Bunu herkes bilir, bir deniz yıldızının kolu koptuğunda hem kopan yerden hem de koparılan yerden yeni bir deniz yıldızı oluşur. Artık onlar farklı deniz yıldızları mıdır yoksa aynı mı? Eğer konuşabilselerdi birbirlerine ne derlerdi?
Deniz yıldızını insan gibi düşünün, kendinizmiş gibi. Sizden yeni bir tane daha. O siz misiniz yoksa bir başkası mı? Size tıpatıp benzeyen şeye ne derdiniz? Eğer hayatı seven biriyseniz onunla eğlenirdiniz. Gezip dolaşır hayatın tadını birlikte çıkarırdınız. Hayatı anlamak isteyen biriyseniz onun üzerine giderdiniz. Ona testler ve deneyler yapardınız. Hayatı umursamayan biriyseniz onu da görmezden gelirdiniz. Ve hayattan nefret eden biriyseniz… Dürüst olmak gerekirse bunun cevabını tahmin edemiyorum. Çünkü hayattan nefret ettiğimi düşünemiyorum. Eğer hayatı değil de ”beni” koyarsam başa, kendimden nefret ettiğimi düşünürsem eğer karşımdakini de sevmeye çalışırdım galiba. İçten içe, ilk defa.

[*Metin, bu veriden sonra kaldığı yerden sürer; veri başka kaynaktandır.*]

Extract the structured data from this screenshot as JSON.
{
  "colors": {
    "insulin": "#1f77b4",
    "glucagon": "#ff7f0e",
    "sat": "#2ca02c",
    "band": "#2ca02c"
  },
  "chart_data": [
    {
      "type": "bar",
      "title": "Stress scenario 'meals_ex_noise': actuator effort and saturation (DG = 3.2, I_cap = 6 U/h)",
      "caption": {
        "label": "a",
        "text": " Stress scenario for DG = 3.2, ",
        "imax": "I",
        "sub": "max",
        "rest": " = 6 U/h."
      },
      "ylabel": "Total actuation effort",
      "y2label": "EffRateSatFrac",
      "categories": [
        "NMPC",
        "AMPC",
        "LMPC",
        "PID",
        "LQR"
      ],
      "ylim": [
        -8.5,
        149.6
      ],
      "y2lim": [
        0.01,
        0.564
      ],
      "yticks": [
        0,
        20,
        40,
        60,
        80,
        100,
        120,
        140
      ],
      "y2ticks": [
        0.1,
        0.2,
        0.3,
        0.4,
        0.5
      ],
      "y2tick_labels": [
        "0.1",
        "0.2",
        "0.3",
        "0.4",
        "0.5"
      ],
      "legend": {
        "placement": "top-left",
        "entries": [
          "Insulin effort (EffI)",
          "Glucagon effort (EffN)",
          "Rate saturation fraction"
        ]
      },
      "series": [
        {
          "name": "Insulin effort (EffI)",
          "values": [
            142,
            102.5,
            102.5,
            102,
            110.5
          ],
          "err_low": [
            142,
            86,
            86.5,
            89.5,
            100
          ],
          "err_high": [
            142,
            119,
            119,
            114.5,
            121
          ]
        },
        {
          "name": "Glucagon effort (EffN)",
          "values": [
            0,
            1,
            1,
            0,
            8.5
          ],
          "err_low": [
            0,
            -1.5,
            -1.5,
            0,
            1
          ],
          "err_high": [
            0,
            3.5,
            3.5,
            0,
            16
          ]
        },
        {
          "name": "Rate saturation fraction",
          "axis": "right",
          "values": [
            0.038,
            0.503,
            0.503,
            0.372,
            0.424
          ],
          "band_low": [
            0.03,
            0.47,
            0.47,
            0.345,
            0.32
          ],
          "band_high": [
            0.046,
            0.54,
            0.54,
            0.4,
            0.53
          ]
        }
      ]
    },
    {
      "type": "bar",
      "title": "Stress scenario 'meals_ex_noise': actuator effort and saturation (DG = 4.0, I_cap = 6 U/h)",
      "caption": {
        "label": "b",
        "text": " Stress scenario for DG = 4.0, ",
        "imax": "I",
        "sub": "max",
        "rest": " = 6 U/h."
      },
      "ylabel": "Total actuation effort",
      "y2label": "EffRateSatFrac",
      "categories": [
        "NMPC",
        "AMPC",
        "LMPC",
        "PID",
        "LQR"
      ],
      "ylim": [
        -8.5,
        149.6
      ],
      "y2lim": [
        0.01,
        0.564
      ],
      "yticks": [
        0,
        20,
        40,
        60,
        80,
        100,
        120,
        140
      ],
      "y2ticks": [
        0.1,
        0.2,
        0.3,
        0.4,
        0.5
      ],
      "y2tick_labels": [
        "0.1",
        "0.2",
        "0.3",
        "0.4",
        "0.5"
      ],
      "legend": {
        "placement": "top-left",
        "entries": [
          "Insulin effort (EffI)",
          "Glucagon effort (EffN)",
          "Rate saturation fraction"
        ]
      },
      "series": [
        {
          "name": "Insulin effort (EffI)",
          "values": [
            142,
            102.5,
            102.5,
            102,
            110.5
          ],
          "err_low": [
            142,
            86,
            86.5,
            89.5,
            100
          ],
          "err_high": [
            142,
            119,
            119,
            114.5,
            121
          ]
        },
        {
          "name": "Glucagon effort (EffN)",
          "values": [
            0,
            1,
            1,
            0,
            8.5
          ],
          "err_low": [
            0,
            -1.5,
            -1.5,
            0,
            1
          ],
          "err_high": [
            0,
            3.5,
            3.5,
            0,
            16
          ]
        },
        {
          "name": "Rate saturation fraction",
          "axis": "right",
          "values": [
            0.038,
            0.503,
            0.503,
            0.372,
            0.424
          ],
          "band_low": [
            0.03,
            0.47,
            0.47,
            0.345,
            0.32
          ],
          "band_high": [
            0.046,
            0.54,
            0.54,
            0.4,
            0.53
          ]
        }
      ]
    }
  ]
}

Ama kendimden nefret etmiyorum, duygularımdan utanmıyorum, hayattan korkmuyorum. Nefret duygusunun bedenime yapışmasını kabul etmiyorum. O zaman ne olurdu? Karşımdaki ”beni” de mi severdim? Ona da mı gülümserdim? Yoksa korkar mıydım? Bilemiyorum, 2021 yılında bile klonumu hayal edemiyorum.
Dünyada çift yaratıldığımıza dair söylentiler var. Bu kadın-erkek olarak değil tamamen aynımız olan. Sizce bu mümkün mü? İnsan insana benzer de her şeyiyle aynı olması mümkün mü? Eğer gerçekten senden bir tane daha olsaydı onu sevebilir miydin? Onu tanır mıydın? Tanımak ister miydin? “Ya olduğun gibi görün ya da göründüğün gibi ol.” demiş Mevlana. Ben ne olduğum gibi görünüyor ne de göründüğüm gibi olabiliyorum. Her olaya farklı tepkiler veriyorum. Geleceğin olasılıklarını düşündüğümde ne tür duygular içerisinde olabileceğimi kestiremiyorum. Ne olmak istediğim gibi biri olabiliyorum ne görünmek istediğim biri gibi görünebiliyorum. Parçalara ayrılmamış bir deniz yıldızı gibi deniz beni nereye savurursa oraya savruluyorum. Çevremde tanımadığım balıklar olsa da, ahtapotlardan korksam da, benim gibi olan deniz yıldızlarıyla beraber kalıyor ve her sorunu aşıyorum. Denizden vazgeçmiyorum. Kaç parçaya ayrılırsam ayrılayım her hücreme büyük bir sevgi besliyorum. Balıkların gözünden ne olduğumu umursamıyorum, nasıl göründüğümü umursamıyorum. Her halimle her kolumu seviyorum. Şimdi sıra sende. Bir aynanın karşına geçip sor kendine; “Seni seviyor muyum?” Cevabın evet ise seni tebrik ederim, hayır ise seni hayata davet ederim. Yaşamaya, hissetmeye, sevmeye ve kendini tanımaya. Çünkü eğer sen kendini tanımaz ve sevmezsen her zaman denizde savrulup duracaksın. Köklerinle tutunamayacaksın. Bir gün boğulacaksın, kendi kollarına ihtiyaç duyacaksın.